Si tu réponds clairement à ces points, le choix de l’index et de la charge glycémique devient évident.

À retenir / Action rapide

  • L’IG te dit la vitesse d’effet d’un glucide ; la charge glycémique te dit l’impact réel selon la portion.
  • Le “bon” choix dépend surtout du moment : avant/pour/pour après.
  • Pendant l’effort long, pense d’abord dose par heure + tolérance (souvent 30–60 g/h).
  • Après l’effort, accélère la recharge si tu enchaînes les séances.

Action rapide (dès cette semaine) :
Choisis une séance “test” et applique une seule règle :

  • avant : repas digeste et stable 2–3 h avant,
  • pendant (si > 70–90 min) : apporte des glucides régulièrement,
  • après : glucides + protéines si tu as une autre séance proche.
    Note ton énergie et ta digestion.

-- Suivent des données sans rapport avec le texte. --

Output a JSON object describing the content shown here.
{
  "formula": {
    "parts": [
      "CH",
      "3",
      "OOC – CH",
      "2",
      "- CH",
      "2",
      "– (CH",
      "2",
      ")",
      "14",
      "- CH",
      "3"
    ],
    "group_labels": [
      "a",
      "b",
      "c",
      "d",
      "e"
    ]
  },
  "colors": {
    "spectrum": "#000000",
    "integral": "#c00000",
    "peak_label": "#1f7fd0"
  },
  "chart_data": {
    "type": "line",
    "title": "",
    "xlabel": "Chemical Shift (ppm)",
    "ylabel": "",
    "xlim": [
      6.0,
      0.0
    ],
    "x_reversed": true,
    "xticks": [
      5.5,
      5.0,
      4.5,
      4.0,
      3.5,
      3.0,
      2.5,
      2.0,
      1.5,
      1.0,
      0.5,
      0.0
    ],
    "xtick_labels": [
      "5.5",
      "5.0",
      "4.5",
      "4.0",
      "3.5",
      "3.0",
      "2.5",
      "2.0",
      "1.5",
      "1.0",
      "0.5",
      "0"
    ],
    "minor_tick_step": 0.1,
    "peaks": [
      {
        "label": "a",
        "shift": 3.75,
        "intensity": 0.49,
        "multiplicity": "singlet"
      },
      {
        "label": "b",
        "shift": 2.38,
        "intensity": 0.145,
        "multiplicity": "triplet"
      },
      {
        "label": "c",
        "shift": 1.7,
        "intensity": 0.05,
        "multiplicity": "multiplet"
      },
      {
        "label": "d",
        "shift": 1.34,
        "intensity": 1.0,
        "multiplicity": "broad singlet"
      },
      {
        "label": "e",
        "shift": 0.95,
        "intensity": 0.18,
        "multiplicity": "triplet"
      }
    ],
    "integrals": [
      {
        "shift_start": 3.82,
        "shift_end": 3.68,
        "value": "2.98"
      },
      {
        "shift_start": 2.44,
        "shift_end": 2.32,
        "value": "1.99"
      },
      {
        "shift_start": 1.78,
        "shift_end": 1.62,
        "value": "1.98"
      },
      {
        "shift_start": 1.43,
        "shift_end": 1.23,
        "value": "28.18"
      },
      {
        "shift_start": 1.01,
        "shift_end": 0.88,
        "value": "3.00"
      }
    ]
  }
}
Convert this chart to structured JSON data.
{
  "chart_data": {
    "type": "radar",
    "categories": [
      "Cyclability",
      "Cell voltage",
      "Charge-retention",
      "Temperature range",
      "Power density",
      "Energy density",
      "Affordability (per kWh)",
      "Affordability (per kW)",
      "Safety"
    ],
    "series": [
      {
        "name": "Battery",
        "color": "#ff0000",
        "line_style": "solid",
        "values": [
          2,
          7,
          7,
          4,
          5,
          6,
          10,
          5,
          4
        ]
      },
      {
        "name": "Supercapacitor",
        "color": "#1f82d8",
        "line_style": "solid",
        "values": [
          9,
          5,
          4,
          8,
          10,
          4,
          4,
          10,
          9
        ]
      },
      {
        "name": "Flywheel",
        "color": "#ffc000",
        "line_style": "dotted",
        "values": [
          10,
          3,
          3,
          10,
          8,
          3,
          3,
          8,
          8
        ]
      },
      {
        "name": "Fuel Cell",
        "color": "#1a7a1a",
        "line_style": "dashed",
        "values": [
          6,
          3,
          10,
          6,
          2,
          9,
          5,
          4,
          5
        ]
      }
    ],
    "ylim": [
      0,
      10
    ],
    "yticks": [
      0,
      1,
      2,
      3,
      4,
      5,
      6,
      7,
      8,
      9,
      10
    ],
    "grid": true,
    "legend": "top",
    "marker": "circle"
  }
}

C’est cette observation-là qui rend l’IG/CG vraiment utile.

Mieux comprendre ses glucides pour mieux les utiliser

L’index glycémique et la charge glycémique ne sont pas des règles à appliquer aveuglément, mais des outils de compréhension au service de la performance. Utilisés intelligemment, ils permettent d’adapter les apports en glucides au moment de l’effort, à l’intensité de l’entraînement et aux besoins individuels, sans tomber dans des approches rigides ou dogmatiques.

Chez le sportif, la question n’est pas de savoir si un glucide est “bon” ou “mauvais”, mais quand, en quelle quantité et sous quelle forme il est consommé. Un même aliment peut soutenir l’énergie pendant une séance longue, ou au contraire perturber la digestion s’il est mal placé dans la journée.

En pratique, progresser passe moins par la chasse aux chiffres parfaits que par l’observation de ses propres réactions : énergie disponible, confort digestif, capacité à enchaîner les séances. En utilisant l’index glycémique et la charge glycémique comme des repères — et non comme des contraintes — tu construis une alimentation sportive plus cohérente, plus durable, et mieux adaptée à ton entraînement réel.